囤起货来,卫生纸和枪支都一样
The real reason people are hoarding toilet paper and guns
BY DEBBIE MILLMAN
I’ve hoarded toilet paper for as long as I can remember. I’ve always felt a bit more secure with a couple of extra packages of mega-rolls in my basement, alongside a 12-pack of paper towels and many six-packs of tissues. My family and friends are sometimes puzzled by this behavior, but mostly, they chalk it up to my long career as a brand consultant and a theory they’ve developed about the pride I have in the products I’ve helped redesign. I wish it were that simple. While it’s true I am loyal to the brands I’ve redesigned—Kleenex tissues; Viva paper towels; Cottonelle, Andrex, and Scott toilet paper—my penchant for paper products is driven more by psychological needs than physiological ones.
Since the onset of the coronavirus pandemic, it seems I am no longer alone in this enthusiastic collection of household staples. In the weeks since coronavirus started spreading across the United States, Americans have rushed to hoard supplies: hand sanitizer, antibacterial wipes, respirator masks, and disposable rubber gloves. This hoarding has resulted in a shortage so severe it has fueled a robust black market for what were once unremarkable household goods. Stockpiling individuals take advantage of the scarcity with exorbitant, opportunistic price gouging.

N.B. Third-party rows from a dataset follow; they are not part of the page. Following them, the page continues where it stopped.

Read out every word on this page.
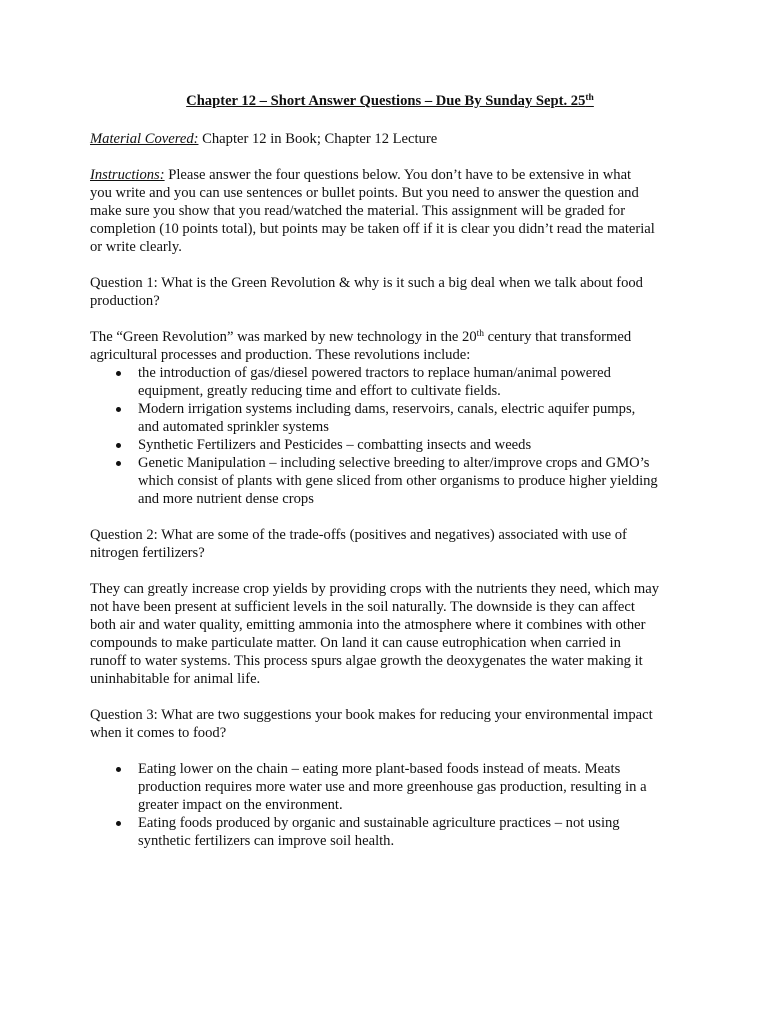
Chapter 12 – Short Answer Questions – Due By Sunday Sept. 25th

Material Covered: Chapter 12 in Book; Chapter 12 Lecture

Instructions: Please answer the four questions below. You don’t have to be extensive in what
you write and you can use sentences or bullet points. But you need to answer the question and
make sure you show that you read/watched the material. This assignment will be graded for
completion (10 points total), but points may be taken off if it is clear you didn’t read the material
or write clearly.

Question 1: What is the Green Revolution & why is it such a big deal when we talk about food
production?

The “Green Revolution” was marked by new technology in the 20th century that transformed
agricultural processes and production. These revolutions include:

the introduction of gas/diesel powered tractors to replace human/animal powered
equipment, greatly reducing time and effort to cultivate fields.
Modern irrigation systems including dams, reservoirs, canals, electric aquifer pumps,
and automated sprinkler systems
Synthetic Fertilizers and Pesticides – combatting insects and weeds
Genetic Manipulation – including selective breeding to alter/improve crops and GMO’s
which consist of plants with gene sliced from other organisms to produce higher yielding
and more nutrient dense crops

Question 2: What are some of the trade-offs (positives and negatives) associated with use of
nitrogen fertilizers?

They can greatly increase crop yields by providing crops with the nutrients they need, which may
not have been present at sufficient levels in the soil naturally. The downside is they can affect
both air and water quality, emitting ammonia into the atmosphere where it combines with other
compounds to make particulate matter. On land it can cause eutrophication when carried in
runoff to water systems. This process spurs algae growth the deoxygenates the water making it
uninhabitable for animal life.

Question 3: What are two suggestions your book makes for reducing your environmental impact
when it comes to food?

Eating lower on the chain – eating more plant-based foods instead of meats. Meats
production requires more water use and more greenhouse gas production, resulting in a
greater impact on the environment.
Eating foods produced by organic and sustainable agriculture practices – not using
synthetic fertilizers can improve soil health.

Quotidian paper products are not the only goods experiencing this spike in sales. Firearms are selling at a rapid clip. The FBI reported 3.7 million gun-purchase background checks in the month of March alone, a 41% increase from the month before. It is also the largest number of background checks conducted in a single month since the FBI launched the National Instant Criminal Background Check System in 1998. Both gun and ammunition dealers are now facing a shortage of supplies as customers line the streets in cities across the country, anxious to get into local gun shops, anxious to feel like they might be able to protect themselves and their families.
While firearms and toilet paper might seem unrelated, both appeal to a similar part of our brain. James Watson, the Nobel Prize-winning scientist who helped discover the structure of DNA, described the human brain as the “most complex thing we have yet discovered in our universe.” The three distinct parts of the human brain—the reptilian brain, the mammalian brain, and the neocortex—are considered “sub-brains,” each the result of a distinct age in our evolutionary history. The three brains communicate with each other and intermingle, but these “three brains in one,” (or what is now called a triune brain) are unique to only one species: humans.
The oldest of the three parts of the triune is the reptilian brain. This part of the brain is responsible for all of our vital but involuntary behaviors: the regulation of our metabolism, the digestive system, the adrenalin rush we feel when we believe we may be in danger. We can’t direct these functions; they exist without our ability to control them. The reptilian brain is ignited whenever we feel we might be in danger.
As the world faces an invisible but deadly enemy, a great many of us are regressing to our most primitive selves. We hunker down in our homes, stock up on supplies, and try to protect our families. It’s no surprise some people might want a weapon by their bedside (especially if they’ve recently watched Contagion). But how does having a plethora of toilet paper help us feel safe too?
In 1943, American psychologist Abraham Maslow wrote a paper titled A Theory of Human Motivation, which sought to classify the universal needs of society. He determined that these needs were hierarchical and each need would have to be fulfilled before a person could advance to the next level. The second level of Maslow’s Hierarchy of Needs—sandwiched between physiological needs and the need for love and belonging—is safety. According to Maslow, humans require the security of body, family, health, and property even more than love. But to reach that second level, we need to fulfill our physiological needs first. These include involuntary behaviors like breathing and excretion. Most people don’t need supplies to help take in air. But almost everyone needs to wipe after they defecate.
Having a stash of guns and toilet paper fulfill both our most primal physiological needs and the need for security and safety. These things provide us with immediate gratification as we search for something tangible to assuage our anxiety. The coronavirus has incited an unparalleled level of uncertainty not only into our individual lives but also the broader culture we are a part of; it has tapped into our deepest fears about the future. The rate of infection is skyrocketing. Hospitals are struggling to be able to care for the most severely afflicted. An estimated 22 million people are unemployed. The economy has come to an abrupt halt.
At a time when we feel completely out of control and entirely at risk, we’re reaching out for something, anything to hold on to. We are desperate to find comfort in what we believe will protect us and help us maintain our basic sense of what it means to be human, what it means to be safe. Of course, neither toilet paper nor guns will solve the problems this pandemic is forcing us to face, but they are the among the few means of solace we have available.
As we rush to protect our future, as we try to manage our fears, we also need to ask ourselves what the hoarding of resources might be costing others. Sometimes, safety is not about how we provision ourselves as individuals, but how we consider and care for the collective. Reaching out to one another—even from a distance—and sharing what we have might, in fact, be the best way to fulfill our most basic human needs. And it’s the only way we can ever hope to reach Maslow’s third level of love and belonging.